The guidance is provided in the RFA-AG-14-009 .
If we are a single hospital system with 10 hospitals and 100 outpatient facilities, could we still qualify if we do not have other non-system sites participating?
If your application satisfies all the RFA requirements, it will be accepted for review.
Can you clarify the indirect costs rate? Should the NIH or the PCORI rate be used or is there a separate rate for this RFA?
Your institution’s standard NIH indirect costs rate should be used.
I am considering an application for the Data Coordinating Center for this RFA. The only reference I could find to the Data Coordinating Center was in the Areas of Joint Responsibility section. Will this require that: 1) I apply as the PD/PI of this study; 2) I join an application with a separate PD/PI for the study and serve as the PD/PI for the DCC; or 3) There will be a separate application for the PD/PI for the DCC?
Applications should be submitted by consortia which includes a Data Coordinating Center among its components. It is not important whether the entity or study component that serves as the DCC is the primary applicant.
Are there PCORI guidelines on “Patient-Centeredness” and “Patient and Stakeholder Engagement?”
PCORI guidelines on “Patient-Centeredness” and “Patient and Stakeholder Engagement” are available at www.pcori.org/research-we-support/pcori-review-criteria/ .
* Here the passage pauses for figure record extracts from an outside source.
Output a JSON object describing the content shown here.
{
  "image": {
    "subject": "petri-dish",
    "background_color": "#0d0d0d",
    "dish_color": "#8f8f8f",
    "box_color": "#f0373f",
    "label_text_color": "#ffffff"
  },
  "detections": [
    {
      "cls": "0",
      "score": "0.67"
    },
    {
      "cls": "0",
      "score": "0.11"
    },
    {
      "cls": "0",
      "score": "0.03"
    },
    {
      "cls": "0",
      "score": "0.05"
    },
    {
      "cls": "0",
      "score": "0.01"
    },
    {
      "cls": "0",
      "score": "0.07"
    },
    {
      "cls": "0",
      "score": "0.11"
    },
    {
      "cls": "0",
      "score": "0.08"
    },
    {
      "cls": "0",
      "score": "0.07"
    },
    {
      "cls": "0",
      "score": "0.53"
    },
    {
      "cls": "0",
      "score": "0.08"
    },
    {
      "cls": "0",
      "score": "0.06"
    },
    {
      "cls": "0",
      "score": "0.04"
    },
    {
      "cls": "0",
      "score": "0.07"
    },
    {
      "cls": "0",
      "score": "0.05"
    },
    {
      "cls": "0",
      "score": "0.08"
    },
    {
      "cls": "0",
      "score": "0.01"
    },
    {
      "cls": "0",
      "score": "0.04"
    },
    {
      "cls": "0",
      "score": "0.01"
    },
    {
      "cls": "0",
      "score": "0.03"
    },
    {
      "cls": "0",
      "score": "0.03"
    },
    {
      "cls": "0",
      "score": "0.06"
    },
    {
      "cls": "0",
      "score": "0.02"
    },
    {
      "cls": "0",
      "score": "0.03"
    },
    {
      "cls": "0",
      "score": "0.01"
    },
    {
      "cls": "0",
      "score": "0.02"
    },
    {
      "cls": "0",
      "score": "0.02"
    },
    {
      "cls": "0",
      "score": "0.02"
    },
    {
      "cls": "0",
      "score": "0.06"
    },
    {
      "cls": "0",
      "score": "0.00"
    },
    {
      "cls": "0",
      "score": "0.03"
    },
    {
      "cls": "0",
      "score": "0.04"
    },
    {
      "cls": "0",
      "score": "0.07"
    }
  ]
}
How should we budget Years 2-5 since they depend on what happens in Year 1? Will there be some flexibility?
Applications should propose a well-designed and appropriately budgeted study. The budget for Years 2 to 5 should be based on the assumption that Year 1 will be successful, therefore providing continuity to the project. Based on changes made during the protocol development and refinement phase, the grantee will be allowed to appropriately adjust budget for Years 2-5.
Can the development and piloting of a novel instrument be a part of the first year refinement process, or must the technology be demonstrable in its final form before the submission of the application? Also, instrumentation development and refinement might benefit from a more constrained and well-characterized population such as hospitalized patients. Could that be an acceptable exception to the RFA guidelines prohibiting hospitalized populations if used for that very narrow purpose?
Any device that will be used in the study must be approved by FDA when the trial starts, unless it is not FDA-regulated. In addition, such a device must be a part of a multifactorial strategy and must be usable in non-hospitalized populations. It is doubtful that all these conditions could be met, if the development starts during the protocol development and refinement phase. Any device should be validated in diverse populations to be usable in the proposed trial.